Does adding known upper/lower bounds on the objective help MILP performance?
AnsweredHello,
I have a question regarding MILP optimization performance.
I am minimizing an objective function that counts certain activation variables. From independent theoretical analysis, I know a tight lower bound and a tight upper bound for the optimal objective value.
When I run the MILP model without adding any constraint that incorporates these bounds, the solver works — but as the model size grows, the optimization becomes time‐ and memory‐intensive.
My question is:
If I add constraints enforcing the known lower / upper bounds on the objective function variables, can that improve my model's performance and reduce optimization time?
For example, by adding a constraint such as:
obj >= LBor :
obj <= UBWould this help the solver prune the search tree earlier?
Any advice on whether providing such bounds is beneficial or not for branch-and-bound performance would be much appreciated.
Thank you
-
Hi,
Generally, it is said that setting upper or lower bounds on the objective function as constraints does not lead to performance improvement. This article and its linked content may be helpful:
How do I pass an objective bound to Gurobi?Thanks,
Ryuta1 -
Hi,
I'll add a few comments. Adding a lower bound constraint to the minimization objective function can indeed potentially cause dual degeneracy. However, adding an upper bound constraint to the minimization problem may be effective, so it might be worth a try. Additionally, setting the Cutoff parameter instead of writing the upper bound as a constraint may also help.

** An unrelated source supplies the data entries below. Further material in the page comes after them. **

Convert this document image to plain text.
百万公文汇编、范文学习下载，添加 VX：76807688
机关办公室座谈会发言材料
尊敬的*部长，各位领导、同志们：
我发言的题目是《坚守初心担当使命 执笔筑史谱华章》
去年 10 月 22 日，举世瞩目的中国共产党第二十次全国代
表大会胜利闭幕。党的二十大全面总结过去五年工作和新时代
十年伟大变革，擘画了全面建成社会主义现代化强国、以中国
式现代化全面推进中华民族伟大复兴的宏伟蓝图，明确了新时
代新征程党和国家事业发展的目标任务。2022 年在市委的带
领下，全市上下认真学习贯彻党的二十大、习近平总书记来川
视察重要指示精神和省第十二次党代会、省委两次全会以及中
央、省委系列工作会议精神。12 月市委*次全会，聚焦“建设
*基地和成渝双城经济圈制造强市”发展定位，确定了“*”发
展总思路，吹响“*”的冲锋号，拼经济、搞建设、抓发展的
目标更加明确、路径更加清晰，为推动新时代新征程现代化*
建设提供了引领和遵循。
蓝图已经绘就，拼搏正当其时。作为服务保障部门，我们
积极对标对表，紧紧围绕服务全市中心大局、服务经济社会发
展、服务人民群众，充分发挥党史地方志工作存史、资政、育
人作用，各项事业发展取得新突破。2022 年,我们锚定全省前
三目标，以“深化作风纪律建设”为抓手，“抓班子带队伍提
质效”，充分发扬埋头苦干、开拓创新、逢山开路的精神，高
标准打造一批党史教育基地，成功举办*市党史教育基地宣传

To determine whether model modifications help to solve the problem, it is necessary to test multiple seeds while considering performance variability.
The lower limit value may also be utilized in ways other than simply providing it as a constraint. For example, you can use that value to calculate a tighter MIPGAP within the callback function. This might allow you to write your own termination criteria.
Thanks,
Ryuta1 -
Helllo,
Ryuta Tamura Thank you so much for your response Ryuta, I will try with your suggestions and get back here. And I agree when I apply upper and lower bound at the same time as constraints that seems to be slowing down the optimization in my case. Now I am testing with just the upper bound as cutoff.
I just have a question about lower bounds, just like cutoff can be used to apply upper bounds, do we have any similar parameter available to apply the lower bound as well? I mean other than the callback function thing.
0 -
Hi,
BestObjStop parameter may work. This parameter terminates optimization once a solution with the specified objective value or better is found.